From: Reid Rejsa on
Hi Everyone,

I've seen a few posts asking about the Marantz PMD-671. I bought one
last summer and thought I'd pass on my experience with it so far:

I bought the 671 in June to replace my TEAC DA-P20 DAT that had died.
Mine being one of the early ones, had an issue with transfering 24 bit
files to my Mac. I recently sent it in for the upgrade which fixed the
problem, but it now has a few, minor, quirks that show up sporadically,
but nothing major, and nothing repeatable. To their credit, Marantz got
the unit back to me one week after I sent it off.

There has been only one instance where a track that was being recorded
had a problem, and the unit gave me an error message at the time. I was
still able to open the track and play it up until the problem developed.

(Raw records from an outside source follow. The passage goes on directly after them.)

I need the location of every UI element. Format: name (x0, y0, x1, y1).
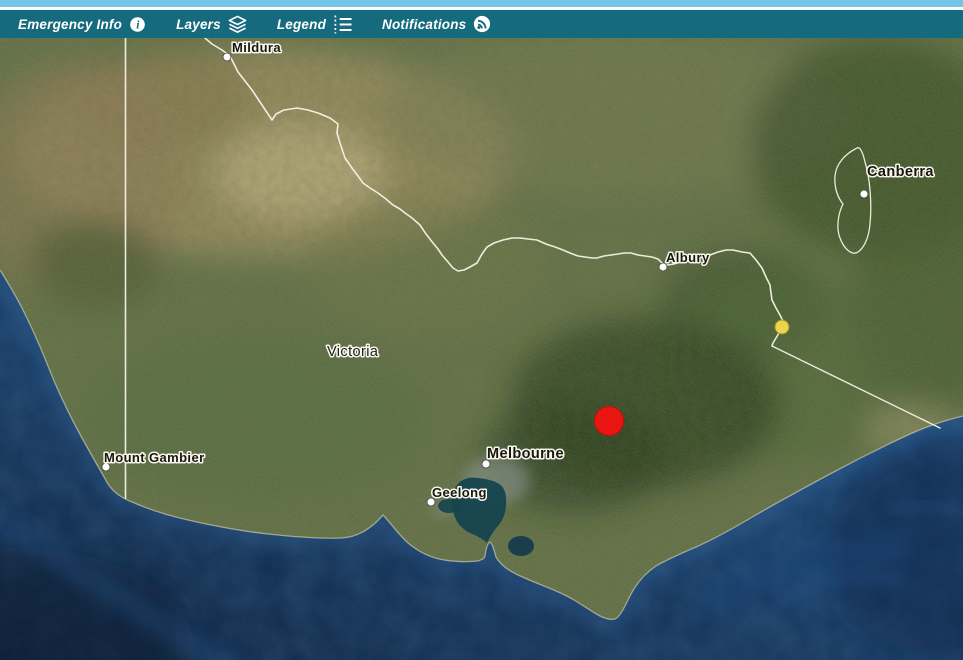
legend-button[interactable]: Legend (276, 14, 352, 34)
rss-icon (473, 15, 491, 33)
toolbar-menu: Emergency Info i Layers Legend (0, 10, 963, 38)
notifications-label: Notifications (382, 16, 467, 32)
small-dot-marker[interactable] (774, 319, 790, 335)
place-dot-geelong (426, 497, 436, 507)
place-label-canberra: Canberra (867, 164, 934, 180)
place-dot-canberra (859, 189, 869, 199)
map-labels: Mildura Canberra Albury Victoria Mount Gambi… (101, 39, 935, 507)
map-markers (594, 319, 790, 436)
svg-text:i: i (136, 19, 140, 31)
emergency-info-label: Emergency Info (18, 16, 123, 32)
place-dot-melbourne (481, 459, 491, 469)
legend-label: Legend (276, 16, 327, 32)
legend-icon (333, 14, 352, 34)
place-dot-mildura (222, 52, 232, 62)
alert-circle-marker[interactable] (594, 406, 624, 436)
place-label-mount-gambier: Mount Gambier (104, 450, 205, 465)
emergency-info-button[interactable]: Emergency Info i (18, 16, 146, 33)
map[interactable]: Mildura Canberra Albury Victoria Mount Gambi… (0, 38, 963, 660)
place-label-mildura: Mildura (232, 40, 281, 55)
place-dot-mount-gambier (101, 462, 111, 472)
place-label-albury: Albury (666, 250, 710, 265)
place-label-victoria: Victoria (327, 344, 379, 360)
notifications-button[interactable]: Notifications (382, 15, 491, 33)
place-label-geelong: Geelong (432, 485, 487, 500)
place-dot-albury (658, 262, 668, 272)
western-port-bay (508, 536, 534, 556)
top-banner-strip (0, 0, 963, 7)
layers-button[interactable]: Layers (176, 15, 247, 34)
place-label-melbourne: Melbourne (487, 446, 564, 462)
map-canvas[interactable]: Mildura Canberra Albury Victoria Mount Gambi… (0, 38, 963, 660)
layers-icon (228, 15, 247, 34)
info-icon: i (129, 16, 146, 33)
app-header: Emergency Info i Layers Legend (0, 0, 963, 38)
port-phillip-bay (451, 477, 507, 543)
layers-label: Layers (176, 16, 221, 32)
header-divider (0, 7, 963, 10)
state-borders (124, 38, 941, 499)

I would say that the weak link in this unit is the preamps. I use mine
mostly for recording sound effects and voice-overs in the field. The
preamps are a bit noisy (hiss), but to tell the truth, in practice this
has not been much of an issue for me. It only becomes a concern if I
need to record something thats low level and really quiet, and then I
can usually clean it up accepibly after the fact. In most applications
it's been fine. I've not had any problems with the preamps no having
enough headroom which I understand is a problem the 660 and 670 have. If
I need to record anything really critical, I'll use outboard preamps or
a digital mixer and go in digitally.

I mostly use it at 16 bit, but having the 24 bit option is nice if I'm
feeding digitally.

The line level inputs seem clean the few times I've used them.

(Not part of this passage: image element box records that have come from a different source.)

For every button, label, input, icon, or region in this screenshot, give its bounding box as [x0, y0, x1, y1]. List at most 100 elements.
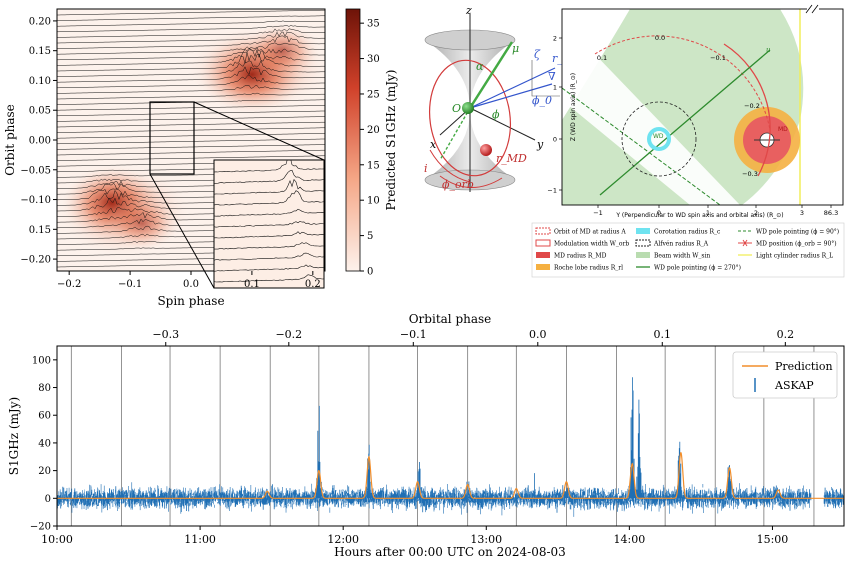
- c-x-tick-label: 1: [706, 209, 710, 217]
- wd-pole-pointing-270: [599, 49, 771, 196]
- modulation-width-arc: [723, 43, 771, 177]
- legend-c-label: Orbit of MD at radius A: [554, 229, 626, 236]
- colorbar-ticks: 35 30 25 20 15 10 5 0: [360, 19, 380, 278]
- pulse-profile-line: [57, 144, 325, 150]
- pulse-profile-line: [57, 48, 325, 66]
- pulse-profile-line: [57, 116, 325, 122]
- top-tick-label: −0.2: [275, 328, 302, 341]
- md-orbit-ellipse: [428, 59, 512, 177]
- top-tick-label: −0.3: [152, 328, 179, 341]
- label-u: u: [766, 46, 771, 54]
- pulse-profile-line: [57, 138, 325, 145]
- pulse-profile-line: [57, 42, 325, 55]
- inset-pulse-line: [214, 160, 324, 173]
- panel-d-y-ticks: −20 0 20 40 60 80 100: [30, 355, 57, 533]
- x-tick-label: 14:00: [614, 533, 646, 546]
- legend-c-label: Light cylinder radius R_L: [756, 253, 833, 260]
- legend-c-swatch: [535, 239, 551, 247]
- orbit-phase-label: −0.1: [710, 54, 726, 62]
- legend-c-label: WD pole pointing (ϕ = 90°): [756, 229, 839, 236]
- pulse-profile-line: [57, 20, 325, 27]
- pulse-profile-line: [57, 59, 325, 77]
- pulse-profile-line: [57, 110, 325, 117]
- mu-axis-back: [439, 107, 471, 161]
- pulse-profile-line: [57, 28, 325, 38]
- colorbar-label: Predicted S1GHz (mJy): [384, 70, 398, 211]
- mu-axis: [468, 41, 514, 109]
- c-y-tick-label: 2: [553, 35, 557, 43]
- pulse-profile-line: [57, 92, 325, 100]
- wd-pole-pointing-90: [562, 87, 721, 205]
- legend-askap-label: ASKAP: [774, 379, 814, 392]
- y-tick-label: 20: [38, 466, 51, 477]
- top-tick-label: 0.2: [777, 328, 795, 341]
- legend-c-label: MD position (ϕ_orb = 90°): [756, 241, 837, 248]
- pulse-profile-line: [57, 149, 325, 156]
- legend-c-label: Beam width W_sin: [654, 253, 710, 260]
- panel-a-ylabel: Orbit phase: [3, 104, 17, 176]
- panel-c-frame: [561, 8, 844, 206]
- panel-d-xlabel: Hours after 00:00 UTC on 2024-08-03: [334, 545, 566, 559]
- panel-a-y-ticks: 0.20 0.15 0.10 0.05 0.00 −0.05 −0.10 0.15 −0.20: [20, 16, 57, 266]
- panel-c-ylabel: Z (WD spin axis) (R_⊙): [570, 73, 577, 141]
- orbital-phase-label: Orbital phase: [409, 312, 492, 326]
- y-tick-label: 80: [38, 383, 51, 394]
- legend-c-swatch: [636, 228, 650, 234]
- label-x: x: [430, 138, 437, 151]
- legend-c-swatch: [535, 227, 551, 235]
- panel-a: −0.2 −0.1 0.0 0.1 0.2 0.20 0.15 0.10 0.05 0.00 −0…: [3, 8, 398, 308]
- orbit-phase-label: 0.1: [597, 54, 607, 62]
- legend-c-swatch: [536, 252, 550, 258]
- x-tick-label: −0.2: [57, 279, 81, 290]
- x-tick-label: 12:00: [327, 533, 359, 546]
- alfven-radius-circle: [621, 101, 697, 177]
- panel-d-legend: Prediction ASKAP: [732, 351, 838, 399]
- legend-c-frame: [531, 222, 845, 278]
- prediction-line: [57, 452, 844, 499]
- prediction-series: [57, 452, 844, 499]
- label-nabla: ∇: [548, 70, 556, 83]
- inset-pulse-line: [214, 242, 324, 250]
- pulse-profile-line: [57, 25, 325, 33]
- axis-break-marks: [805, 4, 819, 14]
- legend-c-label: Roche lobe radius R_rl: [554, 265, 623, 272]
- label-wd: WD: [653, 133, 664, 140]
- orbit-phase-label: −0.3: [742, 170, 758, 178]
- orbit-phase-label: −0.2: [744, 102, 760, 110]
- c-x-tick-label: 0: [657, 209, 661, 217]
- y-axis: [469, 107, 536, 141]
- colorbar: [345, 8, 361, 272]
- panel-c-y-ticks: 2 1 0 −1: [547, 35, 562, 195]
- y-tick-label: 0: [45, 494, 51, 505]
- top-tick-label: 0.1: [654, 328, 672, 341]
- pulse-profile-line: [57, 121, 325, 128]
- c-x-tick-label: 3: [800, 209, 804, 217]
- c-y-tick-label: −1: [547, 187, 557, 195]
- pulse-profile-line: [57, 105, 325, 111]
- x-tick-label: 13:00: [470, 533, 502, 546]
- inset-pulse-line: [214, 190, 324, 206]
- corotation-radius-circle: [647, 127, 671, 151]
- orbital-phase-arc: [439, 175, 503, 188]
- panel-c: MD WD u 0.1 0.0 −0.1 −0.2 −0.3 −1 0 1 2 3 86.3 2 1…: [547, 3, 844, 219]
- md-sphere: [480, 144, 492, 156]
- label-phi: ϕ: [492, 108, 500, 121]
- x-tick-label: 0.2: [305, 279, 321, 290]
- y-tick-label: 0.15: [29, 225, 51, 236]
- label-z: z: [465, 4, 472, 17]
- panel-c-plot: MD WD u 0.1 0.0 −0.1 −0.2 −0.3: [562, 9, 804, 205]
- pulse-profile-line: [57, 47, 325, 61]
- line-of-sight-vector: [469, 67, 556, 109]
- pulse-profile-line: [57, 52, 325, 72]
- y-tick-label: 40: [38, 438, 51, 449]
- x-tick-label: −0.1: [118, 279, 142, 290]
- colorbar-tick-label: 15: [367, 160, 380, 171]
- colorbar-tick-label: 10: [367, 196, 380, 207]
- heatmap-hotspots: [59, 22, 325, 257]
- inset-pulse-line: [214, 208, 324, 217]
- colorbar-tick-label: 30: [367, 54, 380, 65]
- top-tick-label: 0.0: [529, 328, 547, 341]
- panel-d-x-ticks: 10:00 11:00 12:00 13:00 14:00 15:00: [41, 526, 788, 546]
- inset-pulse-line: [214, 264, 324, 272]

I should mention that I mostly use the 671 with a Shure VP-88, which has
been accused of being a bit on the noisy side anyway. It's a easy setup
to use. I mostly leave the VP-88 in unmatrixed mid-side output, and the
671 gives me the option of monitoring the left (mid) channel only, so
it's not to weird to listen to in the headphones.

I built a 12v gel cel battery to run it off of, instead of using AA's. I
was a little nervous about how the unit would react when the battery
loses power. I was recording the noises my newborn makes when he sleeps
the other night, and I found out that with the gel cel battery, the
audio electronics will drop out before the file/drive system does.
Somewhere around 9-10 volts, my file went silent, but the unit continued
to record until I shut it off 45 minutes later. The gel cel I use is a
4.5 ah battery. When fully charged, it should run the unit for at least
8 hours, if not more.

I also did some other tests with cutting off the AC power to the unit to
see how it acts. It seems that pressing stop after recording a track
writes the TOC info to the card (I'm using a 2gb Microdrive). Once
that's done, the files seem to be safe, even if power is cut off during
recording another track (the track being recorded will be toast
obviously).

Generally, the unit is serving me well and does what I need it to do.
The preamps, while a bit of a disappointment, have been usable in my
work, and there are options for really critical applications. The file
system also seems to be pretty durable, having not lost any data except
a partial track once, and the unit let me know right away.